Perché, allora, non approfittare delle vacanze per ridare alla nostra giornata un ritmo e un clima più naturale, più umano, libero dai condizionamenti che subiamo dall’esterno? Si potrebbe allora riscoprire il gusto della preghiera nel silenzio di una chiesetta di campagna o di fronte alle meraviglie del creato, sedendosi a guardare e ascoltare: ascoltare prima di guardare, perché la bellezza si ascolta ancor prima di guardarla... allora le cose, le persone diventano una presenza e si accende la possibilità della comunione; riscoprire che la bellezza non è un’idea ma un evento, un divenire da cui può nascere la comunicazione e quindi la comunione. E ancora, se durante le vacanze cercassimo di tralasciare la troppe parole di cui riempiamo le nostre giornate e ci riaccostassimo alla sempre nuova parola che Dio ci rivolge attraverso la Bibbia, saremmo capaci di una nuova lettura di noi stessi, di chi ci sta accanto e degli eventi che segnano la nostra vita.

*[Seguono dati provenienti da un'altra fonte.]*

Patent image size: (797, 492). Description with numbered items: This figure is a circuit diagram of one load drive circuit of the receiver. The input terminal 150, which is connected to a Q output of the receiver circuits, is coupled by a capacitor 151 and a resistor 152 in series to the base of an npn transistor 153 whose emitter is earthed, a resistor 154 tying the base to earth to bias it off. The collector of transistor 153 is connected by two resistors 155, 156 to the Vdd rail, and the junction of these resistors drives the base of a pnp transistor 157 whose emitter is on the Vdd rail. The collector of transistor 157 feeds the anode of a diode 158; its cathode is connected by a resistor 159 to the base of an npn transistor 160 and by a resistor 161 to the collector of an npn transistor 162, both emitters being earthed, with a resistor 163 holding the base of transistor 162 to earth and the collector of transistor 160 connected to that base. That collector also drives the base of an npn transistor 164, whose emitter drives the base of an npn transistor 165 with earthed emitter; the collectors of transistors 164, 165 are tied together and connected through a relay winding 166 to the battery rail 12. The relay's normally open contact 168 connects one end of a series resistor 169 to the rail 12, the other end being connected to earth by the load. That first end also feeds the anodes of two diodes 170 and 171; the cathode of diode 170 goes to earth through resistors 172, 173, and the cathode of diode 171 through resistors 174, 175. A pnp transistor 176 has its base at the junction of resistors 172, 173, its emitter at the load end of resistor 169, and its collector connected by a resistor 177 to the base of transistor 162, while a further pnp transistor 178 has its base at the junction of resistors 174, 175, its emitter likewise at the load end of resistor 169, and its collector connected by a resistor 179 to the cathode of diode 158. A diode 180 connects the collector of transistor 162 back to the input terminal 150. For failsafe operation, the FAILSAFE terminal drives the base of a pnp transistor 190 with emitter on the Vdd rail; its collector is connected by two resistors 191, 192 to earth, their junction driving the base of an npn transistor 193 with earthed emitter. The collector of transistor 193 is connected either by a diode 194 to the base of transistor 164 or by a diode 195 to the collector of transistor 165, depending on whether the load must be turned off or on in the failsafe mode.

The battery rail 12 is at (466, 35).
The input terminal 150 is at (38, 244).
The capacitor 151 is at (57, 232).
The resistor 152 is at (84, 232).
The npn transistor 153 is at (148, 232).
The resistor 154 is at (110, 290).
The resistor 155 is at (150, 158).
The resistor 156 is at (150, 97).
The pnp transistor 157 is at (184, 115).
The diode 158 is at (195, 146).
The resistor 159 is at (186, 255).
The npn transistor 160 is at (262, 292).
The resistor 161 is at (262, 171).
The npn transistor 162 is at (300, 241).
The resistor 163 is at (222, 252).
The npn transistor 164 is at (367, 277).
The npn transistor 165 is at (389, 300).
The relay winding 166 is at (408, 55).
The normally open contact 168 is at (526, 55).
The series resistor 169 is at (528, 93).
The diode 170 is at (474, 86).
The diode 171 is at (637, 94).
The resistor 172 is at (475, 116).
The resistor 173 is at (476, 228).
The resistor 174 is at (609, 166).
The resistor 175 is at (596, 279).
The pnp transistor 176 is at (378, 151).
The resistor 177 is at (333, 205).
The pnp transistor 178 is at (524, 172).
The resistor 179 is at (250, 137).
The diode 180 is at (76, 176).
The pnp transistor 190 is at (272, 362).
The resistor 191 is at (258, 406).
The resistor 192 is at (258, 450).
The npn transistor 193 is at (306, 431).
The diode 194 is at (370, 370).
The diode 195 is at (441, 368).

Sì, c’è un’architettura del tempo che si fonda e si articola sui bisogni primari di ogni essere umano, ed è questa architettura che le vacanze possono aiutarci a ricostruire: il nutrimento del corpo e dello spirito, l’alternanza tra parola e silenzio che la parola fa sgorgare e alimenta, il riposo concepito come sostegno di una vita piena e libera e non come metodo di ottimizzazione del ciclo produttivo. Certo, non è facile cambiare in pochi giorni ritmi e mentalità, privarsi dei normali mezzi di comunicazione per riscoprire la ricchezza del dialogo fraterno, misurarsi su quello che si è anziché su quello che si fa o si possiede, riscoprire la semplicità di una vita più legata alla natura e alle sue esigenze, lasciare che silenzi e suoni ormai dimenticati colpiscano ancora le nostre orecchie e i nostri cuori, rievocando un mondo interiore messo a tacere ma non eliminato… Ma il toccare con mano – anche solo per qualche giorno – che questa alterità è possibile, non ci è estranea ma familiare è un aiuto a riprendere la lotta quotidiana contro il prevalere del frastuono sull’intimità, della superficialità su quanto abita le nostre profondità, dell’apparire sull’essere.
È possibile usare le vacanze per accrescere la propria libertà, imparando a discernere di cosa e di chi siamo schiavi; è possibile fare delle vacanze il tempo privilegiato per la nostra umanizzazione, tralasciando costumi che ci abbrutiscono; è possibile far tesoro delle vacanze per riscoprire l’autenticità di rapporti umani che avevamo condannato alla triste banalità di chi dall’altro non attende più nulla. È possibile, e dipende solo da noi.